Picking Winners in Obesity Treatment
As expected, Mysimba (naltrexone/bupropion, known as Contrave in the U.S.) became the second new obesity medicine to be fully approved for sale in Europe this week. This week broke a nine-year drought for new obesity medicines in Europe. Now analysts are busy trying to figure out who will be the winners in obesity treatment.

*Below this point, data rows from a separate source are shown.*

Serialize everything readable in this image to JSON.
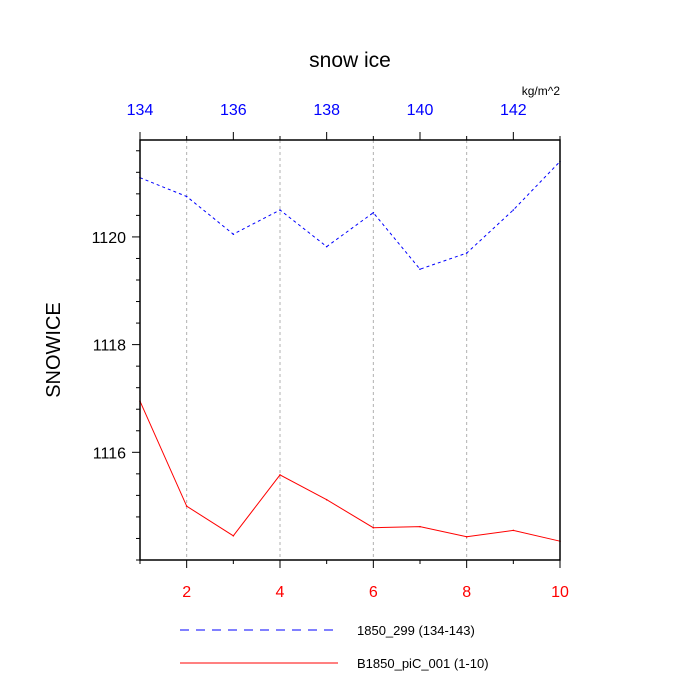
{
  "chart_data": {
    "type": "line",
    "title": "snow ice",
    "ylabel": "SNOWICE",
    "units": "kg/m^2",
    "ylim": [
      1114.0,
      1121.8
    ],
    "yticks": [
      1116,
      1118,
      1120
    ],
    "x_bottom": {
      "range": [
        1,
        10
      ],
      "ticks": [
        2,
        4,
        6,
        8,
        10
      ],
      "color": "#ff0000"
    },
    "x_top": {
      "range": [
        134,
        143
      ],
      "ticks": [
        134,
        136,
        138,
        140,
        142
      ],
      "color": "#0000ff"
    },
    "grid": "vertical-dashed",
    "series": [
      {
        "name": "1850_299 (134-143)",
        "axis": "top",
        "color": "#0000ff",
        "style": "dashed",
        "x": [
          134,
          135,
          136,
          137,
          138,
          139,
          140,
          141,
          142,
          143
        ],
        "values": [
          1121.1,
          1120.75,
          1120.05,
          1120.5,
          1119.82,
          1120.45,
          1119.4,
          1119.7,
          1120.5,
          1121.4
        ]
      },
      {
        "name": "B1850_piC_001 (1-10)",
        "axis": "bottom",
        "color": "#ff0000",
        "style": "solid",
        "x": [
          1,
          2,
          3,
          4,
          5,
          6,
          7,
          8,
          9,
          10
        ],
        "values": [
          1116.95,
          1115.0,
          1114.45,
          1115.58,
          1115.12,
          1114.6,
          1114.62,
          1114.43,
          1114.55,
          1114.35
        ]
      }
    ],
    "legend_position": "bottom"
  }
}
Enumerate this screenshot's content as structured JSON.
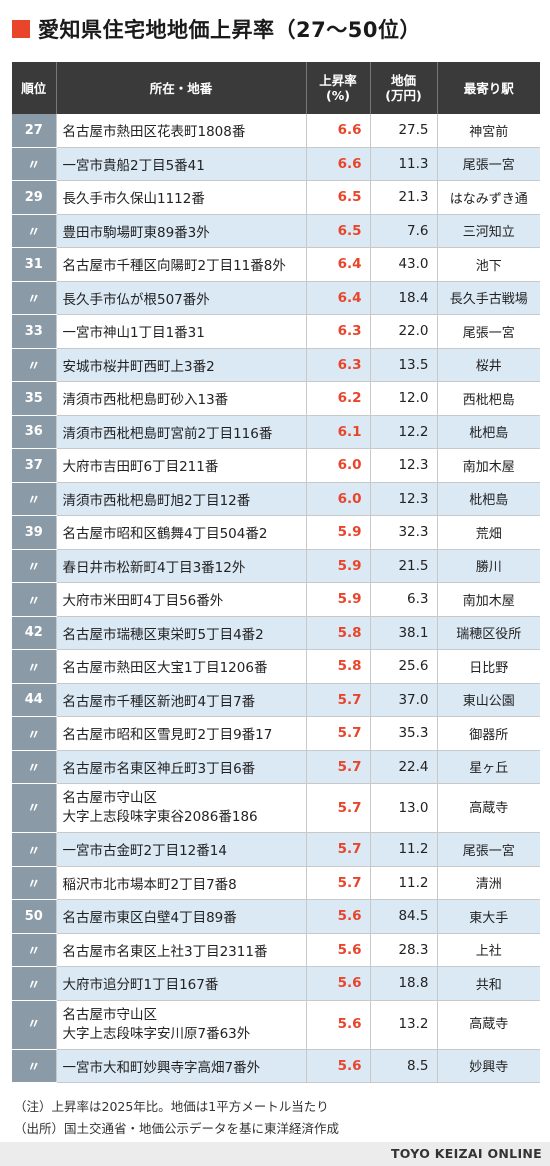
{
  "title": "愛知県住宅地地価上昇率（27〜50位）",
  "headers": {
    "rank": "順位",
    "location": "所在・地番",
    "rate": "上昇率\n(%)",
    "price": "地価\n(万円)",
    "station": "最寄り駅"
  },
  "rows": [
    {
      "rank": "27",
      "location": "名古屋市熱田区花表町1808番",
      "rate": "6.6",
      "price": "27.5",
      "station": "神宮前"
    },
    {
      "rank": "〃",
      "location": "一宮市貴船2丁目5番41",
      "rate": "6.6",
      "price": "11.3",
      "station": "尾張一宮"
    },
    {
      "rank": "29",
      "location": "長久手市久保山1112番",
      "rate": "6.5",
      "price": "21.3",
      "station": "はなみずき通"
    },
    {
      "rank": "〃",
      "location": "豊田市駒場町東89番3外",
      "rate": "6.5",
      "price": "7.6",
      "station": "三河知立"
    },
    {
      "rank": "31",
      "location": "名古屋市千種区向陽町2丁目11番8外",
      "rate": "6.4",
      "price": "43.0",
      "station": "池下"
    },
    {
      "rank": "〃",
      "location": "長久手市仏が根507番外",
      "rate": "6.4",
      "price": "18.4",
      "station": "長久手古戦場"
    },
    {
      "rank": "33",
      "location": "一宮市神山1丁目1番31",
      "rate": "6.3",
      "price": "22.0",
      "station": "尾張一宮"
    },
    {
      "rank": "〃",
      "location": "安城市桜井町西町上3番2",
      "rate": "6.3",
      "price": "13.5",
      "station": "桜井"
    },
    {
      "rank": "35",
      "location": "清須市西枇杷島町砂入13番",
      "rate": "6.2",
      "price": "12.0",
      "station": "西枇杷島"
    },
    {
      "rank": "36",
      "location": "清須市西枇杷島町宮前2丁目116番",
      "rate": "6.1",
      "price": "12.2",
      "station": "枇杷島"
    },
    {
      "rank": "37",
      "location": "大府市吉田町6丁目211番",
      "rate": "6.0",
      "price": "12.3",
      "station": "南加木屋"
    },
    {
      "rank": "〃",
      "location": "清須市西枇杷島町旭2丁目12番",
      "rate": "6.0",
      "price": "12.3",
      "station": "枇杷島"
    },
    {
      "rank": "39",
      "location": "名古屋市昭和区鶴舞4丁目504番2",
      "rate": "5.9",
      "price": "32.3",
      "station": "荒畑"
    },
    {
      "rank": "〃",
      "location": "春日井市松新町4丁目3番12外",
      "rate": "5.9",
      "price": "21.5",
      "station": "勝川"
    },
    {
      "rank": "〃",
      "location": "大府市米田町4丁目56番外",
      "rate": "5.9",
      "price": "6.3",
      "station": "南加木屋"
    },
    {
      "rank": "42",
      "location": "名古屋市瑞穂区東栄町5丁目4番2",
      "rate": "5.8",
      "price": "38.1",
      "station": "瑞穂区役所"
    },
    {
      "rank": "〃",
      "location": "名古屋市熱田区大宝1丁目1206番",
      "rate": "5.8",
      "price": "25.6",
      "station": "日比野"
    },
    {
      "rank": "44",
      "location": "名古屋市千種区新池町4丁目7番",
      "rate": "5.7",
      "price": "37.0",
      "station": "東山公園"
    },
    {
      "rank": "〃",
      "location": "名古屋市昭和区雪見町2丁目9番17",
      "rate": "5.7",
      "price": "35.3",
      "station": "御器所"
    },
    {
      "rank": "〃",
      "location": "名古屋市名東区神丘町3丁目6番",
      "rate": "5.7",
      "price": "22.4",
      "station": "星ヶ丘"
    },
    {
      "rank": "〃",
      "location_line1": "名古屋市守山区",
      "location_line2": "大字上志段味字東谷2086番186",
      "rate": "5.7",
      "price": "13.0",
      "station": "高蔵寺",
      "tall": true
    },
    {
      "rank": "〃",
      "location": "一宮市古金町2丁目12番14",
      "rate": "5.7",
      "price": "11.2",
      "station": "尾張一宮"
    },
    {
      "rank": "〃",
      "location": "稲沢市北市場本町2丁目7番8",
      "rate": "5.7",
      "price": "11.2",
      "station": "清洲"
    },
    {
      "rank": "50",
      "location": "名古屋市東区白壁4丁目89番",
      "rate": "5.6",
      "price": "84.5",
      "station": "東大手"
    },
    {
      "rank": "〃",
      "location": "名古屋市名東区上社3丁目2311番",
      "rate": "5.6",
      "price": "28.3",
      "station": "上社"
    },
    {
      "rank": "〃",
      "location": "大府市追分町1丁目167番",
      "rate": "5.6",
      "price": "18.8",
      "station": "共和"
    },
    {
      "rank": "〃",
      "location_line1": "名古屋市守山区",
      "location_line2": "大字上志段味字安川原7番63外",
      "rate": "5.6",
      "price": "13.2",
      "station": "高蔵寺",
      "tall": true
    },
    {
      "rank": "〃",
      "location": "一宮市大和町妙興寺字高畑7番外",
      "rate": "5.6",
      "price": "8.5",
      "station": "妙興寺"
    }
  ],
  "notes": {
    "note1": "（注）上昇率は2025年比。地価は1平方メートル当たり",
    "note2": "（出所）国土交通省・地価公示データを基に東洋経済作成"
  },
  "brand": "TOYO KEIZAI ONLINE",
  "colors": {
    "accent": "#e8452b",
    "header_bg": "#3a3a3a",
    "rank_bg": "#8a9ba7",
    "row_alt": "#dbe9f5"
  }
}
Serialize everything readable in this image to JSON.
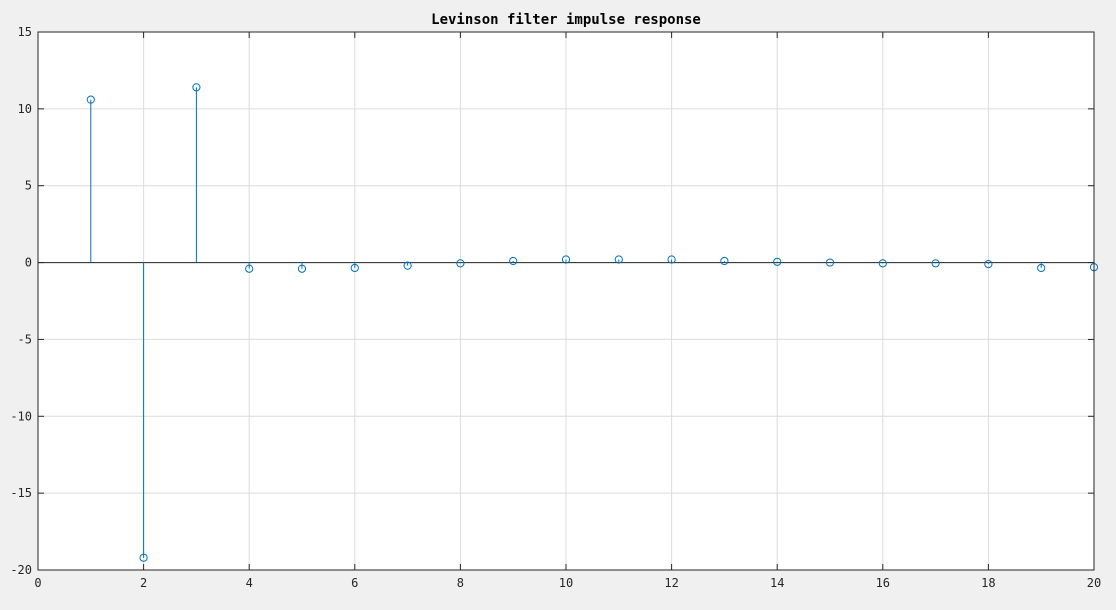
{
  "chart_data": {
    "type": "stem",
    "title": "Levinson filter impulse response",
    "xlabel": "",
    "ylabel": "",
    "xlim": [
      0,
      20
    ],
    "ylim": [
      -20,
      15
    ],
    "x_ticks": [
      0,
      2,
      4,
      6,
      8,
      10,
      12,
      14,
      16,
      18,
      20
    ],
    "y_ticks": [
      -20,
      -15,
      -10,
      -5,
      0,
      5,
      10,
      15
    ],
    "grid": true,
    "baseline": 0,
    "series_color": "#0072BD",
    "series": [
      {
        "x": [
          1,
          2,
          3,
          4,
          5,
          6,
          7,
          8,
          9,
          10,
          11,
          12,
          13,
          14,
          15,
          16,
          17,
          18,
          19,
          20
        ],
        "values": [
          10.6,
          -19.2,
          11.4,
          -0.4,
          -0.4,
          -0.35,
          -0.2,
          -0.05,
          0.1,
          0.2,
          0.2,
          0.2,
          0.1,
          0.05,
          0.0,
          -0.05,
          -0.05,
          -0.1,
          -0.35,
          -0.3
        ]
      }
    ]
  }
}
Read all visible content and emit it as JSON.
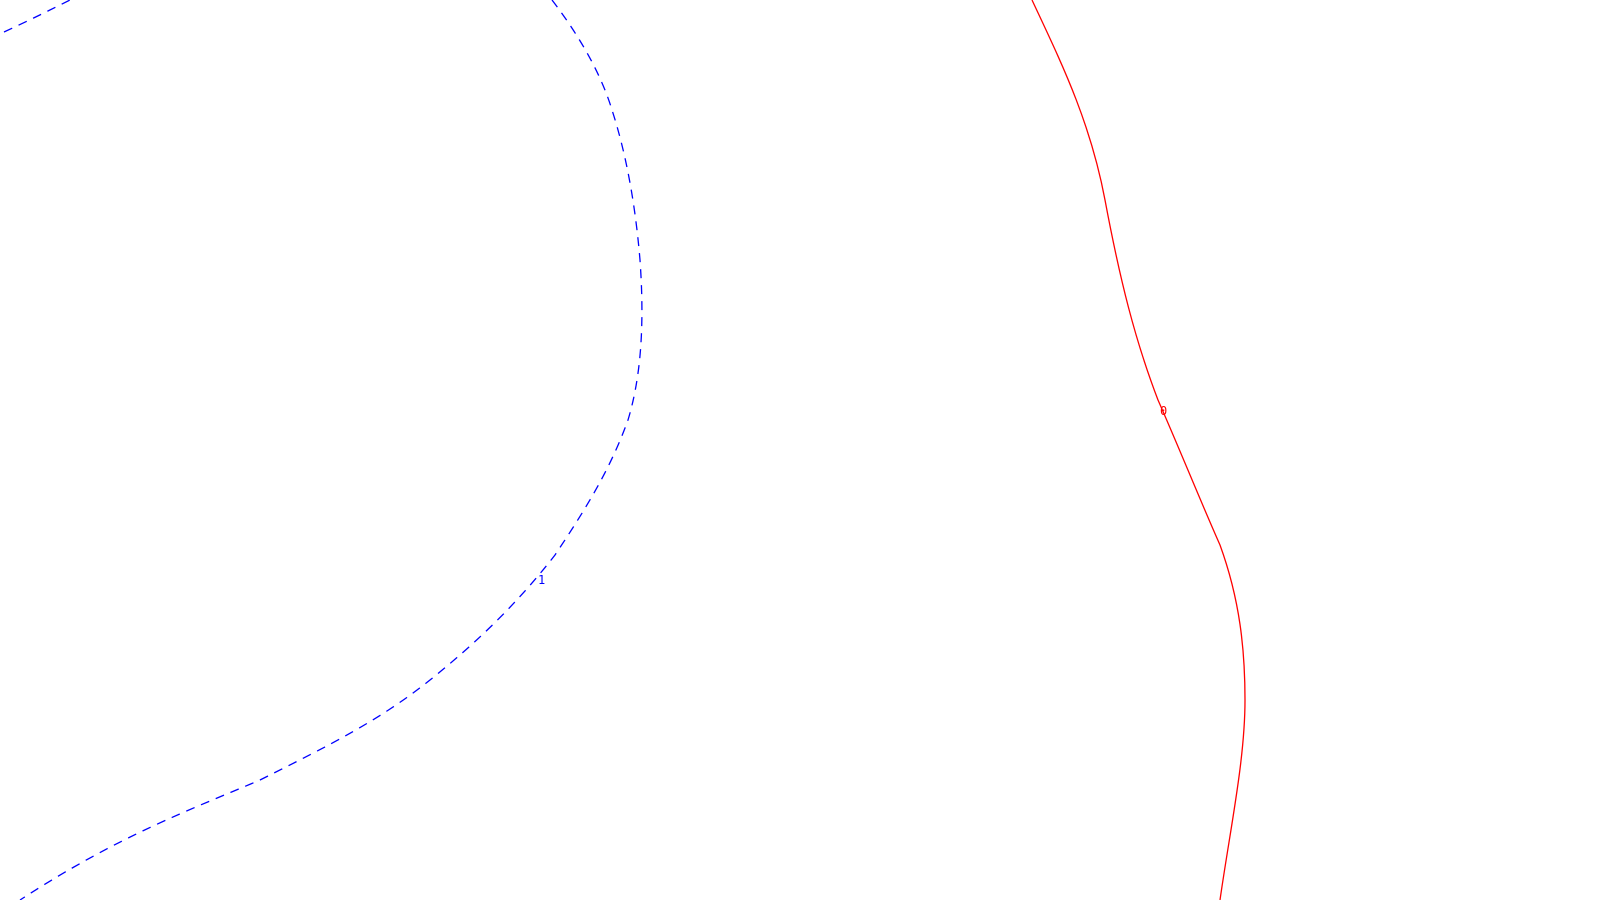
{
  "chart_data": {
    "type": "contour",
    "title": "",
    "xlabel": "",
    "ylabel": "",
    "grid": false,
    "legend": "none",
    "series": [
      {
        "level": "0",
        "color": "#ff0000",
        "style": "solid"
      },
      {
        "level": "1",
        "color": "#0000ff",
        "style": "dashed"
      }
    ]
  }
}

Such speculation, though understandable, is a bit premature. Prescription trends show both Contrave and Belviq to be growing, while it’s not clear that Qsymia is. Having only launched in October, Contrave has rapidly climbed to match Qsymia, which has been available for two years. Pricing pressure from Contrave led to a cut in Belviq’s cost to consumers that seems to have re-energized that brand.
But the fact is that the development of a robust environment for obesity treatment will continue to be a work in progress for years to come. With Saxenda’s introduction coming next quarter, you can be sure Novo Nordisk will shake things up for everyone. More competitors mean more options for people with obesity and potentially more uptake by physicians, who have been slow to start prescribing obesity medicines.
More prescribing means more research, which will bring better options still. Zafgen is working this year to firm up its plans for an FDA submission for beloranib in obesity. Meanwhile researchers are moving more candidates into early stage research. The most ambitious program can be found at Novo Nordisk, which has dedicated its Seattle research facility to obesity research.
Though we have many more options today for obesity treatment, we are years — perhaps decades — away from having a robust array of options available as we do for diseases like diabetes, heart disease, or cancer. When we have those options, then we will have some real winners — people affected by obesity and the innovators who do the best job of meeting their needs.